Con una lentezza metodica, con i sensi vigili e la pelle pronta a captare ogni variabile particella di luce o umidità, ci muoviamo nel quartiere ai margini di San Francisco dove si svolge quasi per intero La storia di un matrimonio di Greer (ed. Adelphi). Dalla spiaggia, le spalle al Pacifico, vediamo la nebbia srotolarsi come un manto sulle casette a schiera con i vetri delle porte color rubino. Ci aggiriamo entro una topografia epifanica: l’insegna del cinema Parkside con la porta a battenti che rivela una giornata luminosa, il luna park delle Outlands con le montagne russe e le esplosioni atomiche di neon, la pista da ballo Rose Bowl, dall’altra parte della baia, con gli alberi che escono dai buchi della pedana e le foglie che velano appena le stelle, l’erba d’oro dei campi piegata dai venti oceanici e ombrata di nuvole. Nell’ordito dei luoghi si innestano – strettamente connesse fra loro – ansietà dissimulate o fragorose, personali e collettive, come l’ossessivo spiarsi a vicenda di derivazione maccartista (siamo nel 1953), i traumi fisici e mentali di una guerra ancora troppo vicina, il conflitto coreano, le prime rivolte razziali, le molte violenze discriminatorie di una democrazia imperfetta, il conformismo eletto a religione universale, gli episodi di cronaca nera strategicamente amplificati dai giornali.
In questa cornice di tensioni sovrapposte si manifesta l’inquietudine in progress di Pearlie Cook. Il velo enigmatico, l’apparente fragilità del bellissimo marito Holland (che Pearlie preserva dagli orrori del mondo tagliando via dai quotidiani le notizie perturbanti, e da ogni eccesso di rumore acquistando un cane muto – un richiamo all’ipersensibilità del signor Usher?), assumono significati sorprendenti quando sulla scena appare – o meglio, ritorna, in fondo si tratta di un revenant molto simile al marito disperso della protagonista di The Others) Buzz, l’uomo conosciuto da Holland durante il periodo bellico, in un ospedale militare. Amico ritrovato o fantasma inopportuno.

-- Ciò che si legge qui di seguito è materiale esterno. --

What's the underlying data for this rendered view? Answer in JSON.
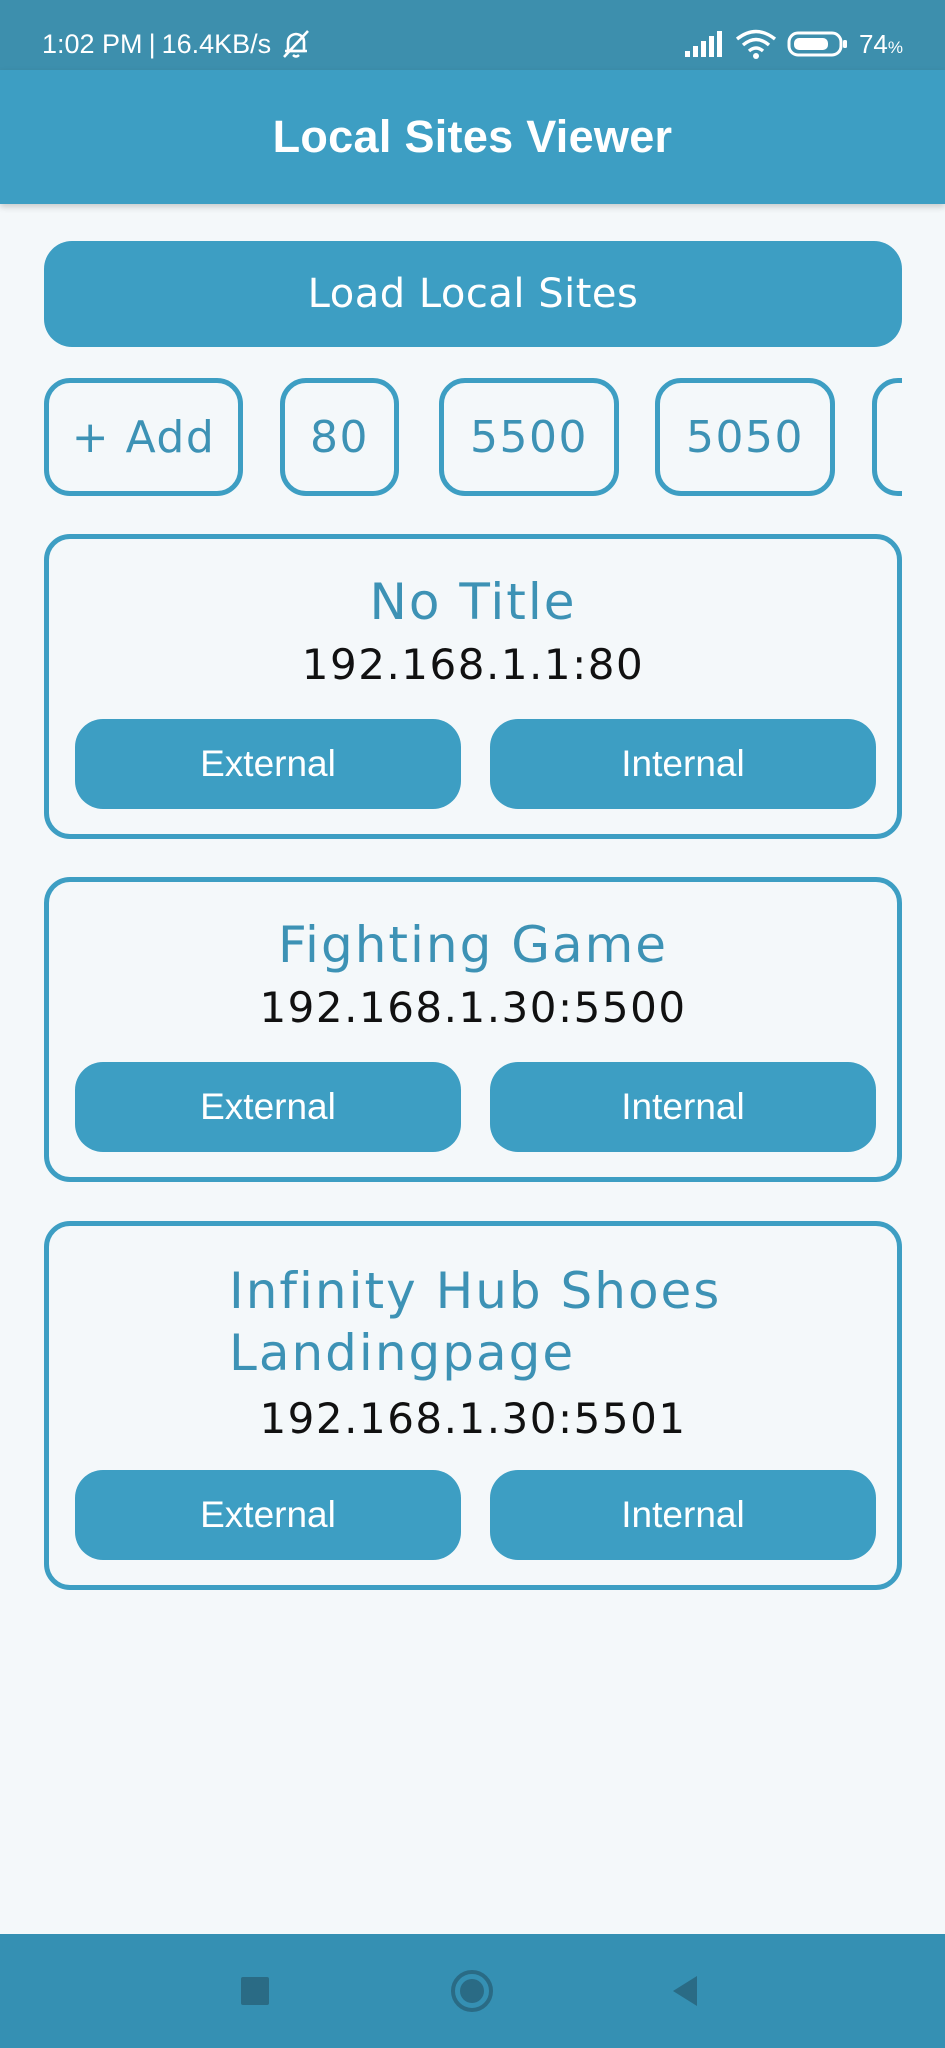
{
  "status_bar": {
    "time": "1:02 PM",
    "separator": "|",
    "network_speed": "16.4KB/s",
    "battery_percent": "74",
    "battery_unit": "%"
  },
  "app_bar": {
    "title": "Local Sites Viewer"
  },
  "load_button": {
    "label": "Load Local Sites"
  },
  "ports": {
    "add_label": "+ Add",
    "items": [
      "80",
      "5500",
      "5050"
    ]
  },
  "sites": [
    {
      "title": "No Title",
      "address": "192.168.1.1:80",
      "external_label": "External",
      "internal_label": "Internal"
    },
    {
      "title": "Fighting Game",
      "address": "192.168.1.30:5500",
      "external_label": "External",
      "internal_label": "Internal"
    },
    {
      "title": "Infinity Hub Shoes Landingpage",
      "address": "192.168.1.30:5501",
      "external_label": "External",
      "internal_label": "Internal"
    }
  ],
  "nav_bar": {
    "icons": [
      "recent-apps-icon",
      "home-icon",
      "back-icon"
    ]
  },
  "colors": {
    "primary": "#3d9ec3",
    "status_bar": "#3d8fad",
    "nav_bar": "#3590b3",
    "background": "#f4f8fa",
    "title_text": "#3d92b5"
  }
}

La prosa lenta, avvolgente, controllatissima, ma con aperture improvvise di rara suggestione, di Greer indaga la distanza che separa ciascuno di noi dagli altri, l’inconoscibilità delle persone amate, l’attenzione quasi esclusiva che prestiamo alle superfici. Racconta la nostra incapacità di vivere la solitudine, quella paura rabbiosa di perderci negli spazi vuoti che ci spinge a trattenere irragionevolmente immagini già svanite, a ritenere plausibili le nostre insensate proiezioni e costruzioni. Ci mostra la luce carnale e il senso che le nostre esistenze, il loro trascorrere addolorato o incantato, le consuetudini, instillano negli oggetti: l’orologio da parete rotto, il tavolo-nascondiglio, le forbici, il misero fornello da scapolo di Buzz, l’odore di candeggina delle lenzuola stese nell’azzurro. Ci dice, infine, che il più delle volte il motivo profondo dell’inestricabilità di un legame fra due persone consiste nella reciproca testimonianza nel presente di un’essenza individuale, anche fisica, che si allarga, in cerchi concentrici, fino a comprendere gli innumerevoli morti e i luoghi della giovinezza, appartenente al passato e altrimenti perduta.
Anche un film assai originale uscito nel 2008 – Two lovers di James Gray, impietoso thriller dei sentimenti dai toni lividi e ansiogeni, in cui dominano asincronia e infelicità – ci racconta l’inconoscibilità dell’altro nel rapporto d’amore, e ancora: i moventi spesso vili e ambigui delle nostre azioni, la paura mordace della solitudine che ci sospinge verso simulate ricomposizioni familiari, compromessi e ripieghi.
Resta incisa nella memoria la sequenza in cui Michelle (Gwyneth Paltrow), in controluce – una sagoma buia in movimento -, passando lentamente attraverso un corridoio esterno di mattoni, si avvicina a Leonard (Joaquin Phoenix, chi lo ha conosciuto solo in Joker cerchi piuttosto questo film) che la sta aspettando in cortile. Il progressivo rivelarsi degli occhi febbricitanti, in quel momento quasi inferi, della ragazza disegna il punto di coincidenza del personaggio con l’inafferrabilità e transitorietà di ogni oggetto del desiderio. La passione è necessariamente costruzione e finzione, inganno e autoinganno più o meno consapevole. Come Emma Bovary, Leonard verrà abbandonato la sera della fuga.